Report: Toyota unveils facelift for JDM 2013 Mark X, now THIS is a Toyota

It’s been a long-standing tradition for American auto enthusiasts to drool over the European Domestic Market and Japanese Domestic Market vehicles, many of which are better and more cleverly equipped than the cars we get stateside. It makes us feel like we’ve been sold short of what could be amazing cars. And here’s one of those examples. Recently, Toyota has unveiled a new facelift for its 2013 Mark X rear-wheel drive sedan in Japan.
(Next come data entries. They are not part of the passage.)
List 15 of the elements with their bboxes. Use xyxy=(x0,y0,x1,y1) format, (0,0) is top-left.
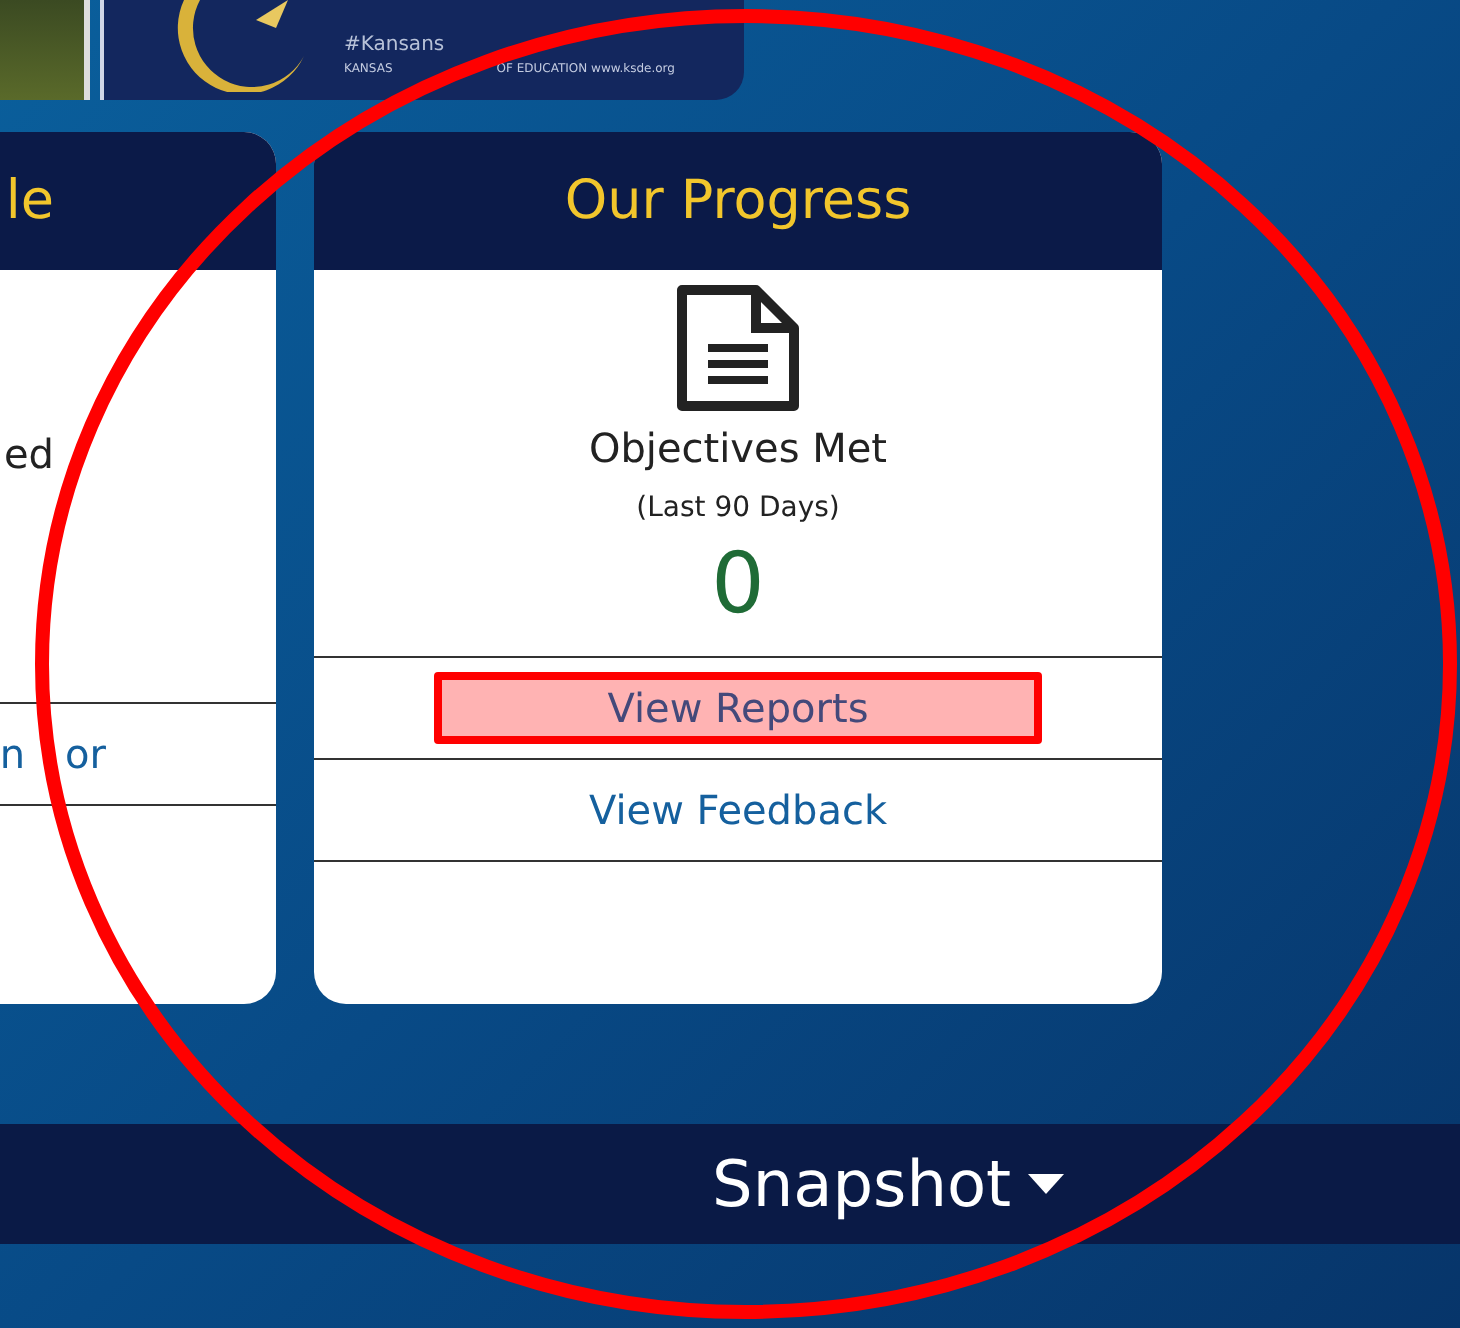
card-link[interactable]: or xyxy=(65,726,106,782)
caret-icon xyxy=(1027,1174,1064,1194)
snapshot-dropdown[interactable]: Snapshot xyxy=(712,1146,1064,1222)
document-icon xyxy=(676,284,800,412)
card-link[interactable]: View Reports xyxy=(434,672,1042,744)
metric-label: ed xyxy=(4,430,56,478)
card-title: Our Progress xyxy=(564,170,912,232)
metric-label: Objectives Met xyxy=(588,424,887,472)
photo-placeholder xyxy=(0,0,90,100)
metric-value: 0 xyxy=(711,536,765,632)
card-title: le xyxy=(5,170,54,232)
period-text: (Last 90 Days) xyxy=(636,492,840,524)
hashtag-text: #Kansans xyxy=(344,32,447,58)
card-link[interactable]: View Feedback xyxy=(588,782,888,838)
card-link[interactable]: n xyxy=(0,726,26,782)
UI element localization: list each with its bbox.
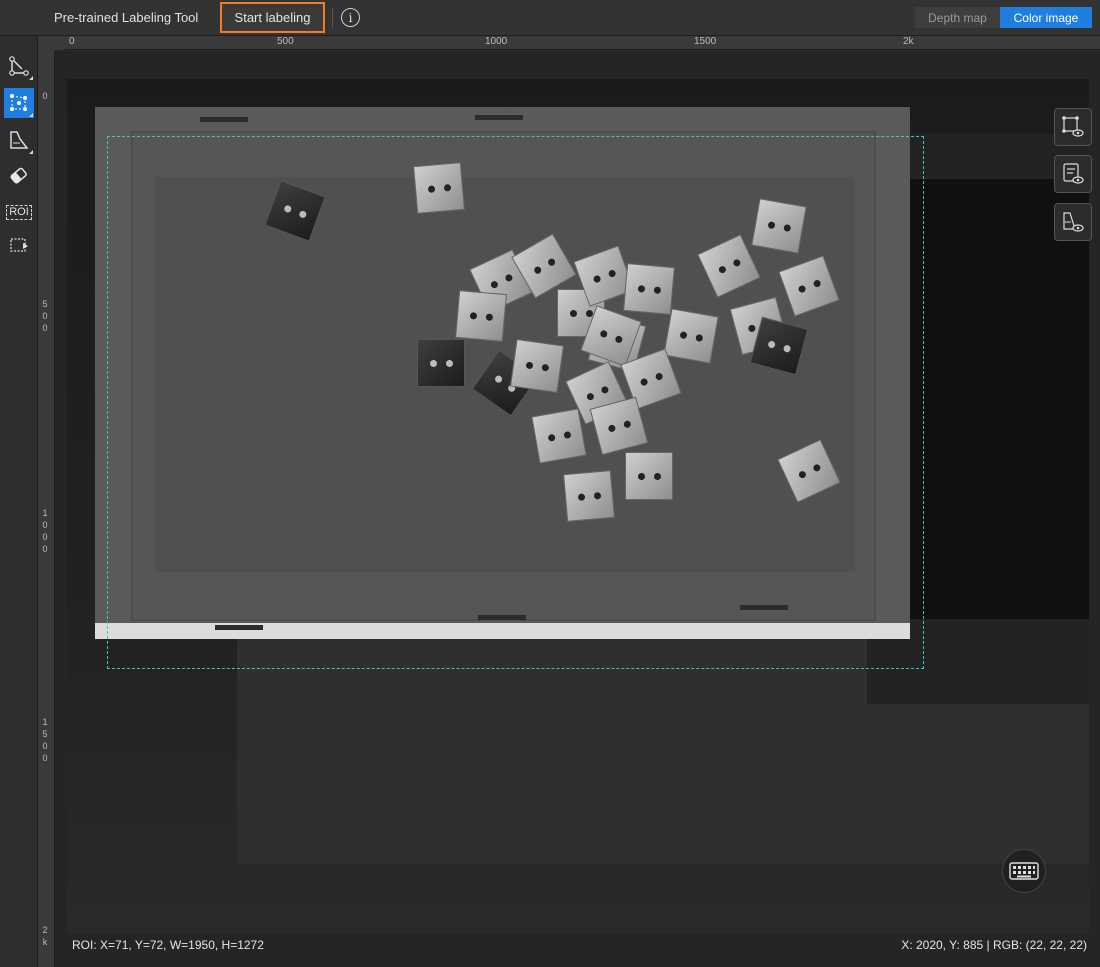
- keypoint-tool-icon: [10, 94, 27, 111]
- roi-tool-icon: ROI: [6, 204, 32, 220]
- keyboard-icon: [1009, 862, 1039, 880]
- ruler-label: 500: [42, 299, 48, 333]
- show-masks-button[interactable]: [1054, 203, 1092, 241]
- roi-selection-box[interactable]: [107, 136, 924, 669]
- ruler-label: 2k: [903, 36, 914, 47]
- show-masks-icon: [1063, 212, 1084, 232]
- roi-readout: ROI: X=71, Y=72, W=1950, H=1272: [72, 938, 264, 952]
- status-bar: ROI: X=71, Y=72, W=1950, H=1272 X: 2020,…: [67, 934, 1093, 956]
- next-image-icon: [10, 238, 28, 252]
- mask-tool-icon: [10, 131, 29, 149]
- ruler-label: 1500: [694, 36, 717, 47]
- ruler-label: 0: [42, 91, 48, 101]
- eraser-icon: [10, 167, 27, 184]
- polygon-tool-button[interactable]: [4, 51, 34, 81]
- show-list-icon: [1063, 163, 1084, 184]
- pixel-readout: X: 2020, Y: 885 | RGB: (22, 22, 22): [901, 938, 1087, 952]
- eraser-tool-button[interactable]: [4, 161, 34, 191]
- ruler-label: 1000: [485, 36, 508, 47]
- horizontal-ruler: 0 500 1000 1500 2k: [65, 36, 1100, 50]
- ruler-label: 1500: [42, 717, 48, 763]
- color-image-tab[interactable]: Color image: [1000, 7, 1092, 28]
- start-labeling-button[interactable]: Start labeling: [220, 2, 325, 33]
- color-image: [67, 79, 1089, 934]
- ruler-label: 2k: [42, 925, 48, 947]
- info-icon[interactable]: i: [341, 8, 360, 27]
- depth-map-tab[interactable]: Depth map: [915, 7, 1000, 28]
- top-bar: Pre-trained Labeling Tool Start labeling…: [0, 0, 1100, 36]
- roi-tool-button[interactable]: ROI: [4, 197, 34, 227]
- polygon-tool-icon: [9, 56, 29, 76]
- app-title: Pre-trained Labeling Tool: [54, 10, 199, 25]
- ruler-label: 0: [69, 36, 75, 47]
- image-canvas[interactable]: [55, 51, 1100, 967]
- keyboard-shortcuts-button[interactable]: [1002, 849, 1046, 893]
- toolbar-divider: [332, 8, 333, 28]
- mask-tool-button[interactable]: [4, 125, 34, 155]
- vertical-ruler: 0 500 1000 1500 2k: [38, 50, 55, 967]
- keypoint-tool-button[interactable]: [4, 88, 34, 118]
- ruler-label: 1000: [42, 508, 48, 554]
- ruler-corner: [38, 36, 65, 50]
- show-polygons-icon: [1062, 116, 1084, 137]
- show-list-button[interactable]: [1054, 155, 1092, 193]
- next-image-button[interactable]: [4, 230, 34, 260]
- background-device: [902, 179, 1089, 619]
- ruler-label: 500: [277, 36, 294, 47]
- show-polygons-button[interactable]: [1054, 108, 1092, 146]
- left-toolbar: ROI: [0, 37, 38, 967]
The Mark X is a successor to the Toyota Chaser of the 1990s and is popular in the Japanese Domestic Market as “VIP” vehicles and even strong drifters, with its robust V6 powerplant and a rear-wheel drive configuration. If any of you remember the Toyota Cressida from the 1980s that the US briefly received, this Mark X carries on that car’s mission as a rear-wheel drive sedan.

The 2013 Toyota Mark X has some very unique styling that I think is much more interesting than anything with four-doors that Toyota offers here, excluding Lexus. There are a variety of trim levels and the one that seems to be the most appealing is the sporty 350S G trim.

The 2013 Toyota Mark X is powered by either a 2.5L V6 good for 200hp and 179 lb-ft of torque while a 3.5L V6 is optional, good for 314hp and 280 lb-ft of torque. Both engines are connected to a six-speed automatic.

Now why drool over what seems to be a JDM Toyota-version of the Lexus GS? Because the Mark X is a Lexus GS for the masses. It shares some of its backbone components with the Lexus GS’s platform, but remains mostly bespoke to Toyota’s home market, internally coded the X130 and the only other things that the Lexus GS and Toyota Mark X share in common is the V6, plus some various electrical bits.

Either way, it’s a lot better than that boring-riffic Avalon and Camry that we get. With Toyota proving fun can be affordable a la the GT86/Scion FR-S/Subaru BR-Z, it would be nice for Toyota to continue that in the form of four-doors as well. Prices start in Japan at 2,440,000 yen or $30,980, with today’s currency conversion rates.